I nod my head, part surprised someone in his position would use those kinds of words, but part appreciative that he’s telling it to me straight.

 

He opens the door to our office, allowing me to walk in first.  “And that’s not all,” he says.

 

“Okaaay?”

 

“There’s someone here to talk to you.  They’re waiting in my office.  I just wanted to let you know what you’re walking into before —”

 

“Time’s up, Davies.  I told you to bring her straight to me.”  His eyes move from Jonathan to me.  “Are you Brittney Upton?”

 

“Yes, sir,” I say.  The man’s in civilian clothes, but he’s got a badge around his neck.  He looks eerily familiar, but I can’t quite place him.

 

“Please.  Right this way,” he says, ushering me into my boss’ office.  “Have a seat.”

 

This wasn’t exactly the way I expected to find myself in the boss’ office.  I was hoping to make it in here for a pat on the back for a job well done at some point in the future, not to be interrogated…or at least that seems to be Mr.
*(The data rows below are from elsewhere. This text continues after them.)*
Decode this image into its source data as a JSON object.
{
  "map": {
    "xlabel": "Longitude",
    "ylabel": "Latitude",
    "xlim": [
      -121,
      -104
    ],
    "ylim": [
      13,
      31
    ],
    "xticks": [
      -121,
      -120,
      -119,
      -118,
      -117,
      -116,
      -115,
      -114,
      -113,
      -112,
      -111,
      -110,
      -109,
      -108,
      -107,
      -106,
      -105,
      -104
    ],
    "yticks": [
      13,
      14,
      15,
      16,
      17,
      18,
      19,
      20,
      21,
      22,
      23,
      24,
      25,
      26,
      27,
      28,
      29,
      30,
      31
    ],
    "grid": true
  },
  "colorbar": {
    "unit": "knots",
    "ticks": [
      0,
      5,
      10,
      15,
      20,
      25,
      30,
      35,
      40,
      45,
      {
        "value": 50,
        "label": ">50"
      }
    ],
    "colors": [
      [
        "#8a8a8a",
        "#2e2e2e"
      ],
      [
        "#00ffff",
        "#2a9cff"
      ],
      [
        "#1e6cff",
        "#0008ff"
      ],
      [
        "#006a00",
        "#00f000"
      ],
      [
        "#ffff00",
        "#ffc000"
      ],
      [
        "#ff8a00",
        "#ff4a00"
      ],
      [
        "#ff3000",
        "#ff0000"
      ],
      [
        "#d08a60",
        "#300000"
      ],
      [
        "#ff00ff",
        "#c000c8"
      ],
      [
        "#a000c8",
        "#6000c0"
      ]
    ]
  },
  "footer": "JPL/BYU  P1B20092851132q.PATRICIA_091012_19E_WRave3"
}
Big Shot’s plan.

 

“My name is Detective Freeman.  I need to ask you a few questions about yesterday.”

 

“Okay,” I say.  “Is everything okay?”  I feel my legs shaking against the plush leather chair beneath me.  I didn’t know such an extravagant chair, which was built specifically for comfort, could be so uncomfortable.

 

“Brittney, were you at the Veterans Day Parade yesterday at approximately 10:50 a.m.?”

 

“Yes, sir.”

 

“And what were you doing at the parade yesterday?”

 

Suddenly the door comes flying open.

 

“I said no—”

 

The detective is cut off mid-sentence.  The man standing in the doorway is much, much bigger.  He’s much, much wider and a whole lot thicker than the detective.

 

I feel like I’m watching one of those old Clint Eastwood Westerns with my dad.  The ones where Clint steps inside the saloon, and the swinging doors come flying open.  Ol’ Clint would be backlit to the point he wasn’t visible…just a silhouette of the stranger who just rode into town.  You could hear the shiny spurs on those old leather worn out boots clickety-clackin’ as he took his first step inside.  Each and every patron in the bar wouldn’t say a word as they turned their head and pretended to sip their drinks and just generally mind their own business.  Nobody wanted a piece of Clint Eastwood.  He was the biggest, baddest man not from this town.  And messing with him meant he was gonna put a guar-an-teed whoppin’ on ya.

 

But this was no Spaghetti Western.  And we weren’t in southern Italy and Sergio Leone and Clint Eastwood were nowhere to be found.

 

But there was an entirely different kind of knight errant standing in front of me right now.  A modern version.  The kind of man who needs to be bigger, and tougher, than the baddest man the city has to offer.  A man who seems dark, but only because that’s what it takes to do some of the things he has to do to keep people like me safe.

 

It’s been a few years…more than a few actually, but I recognize him instantly.

 

It’s the guy I had my first crush on in high school.  But I shouldn’t really call it a crush.  It was more like an obsession.  I wrote his last name after my first name on my school notebooks.  I sketched his picture in the back of the same notebooks in-between classes.

 

And he wasn’t a guy.  He was a man.  At a time most girls were crushing on the latest and greatest boy band singers, I only had my eyes on him and him alone.

 

Sean Verlander.  My dad’s best friend.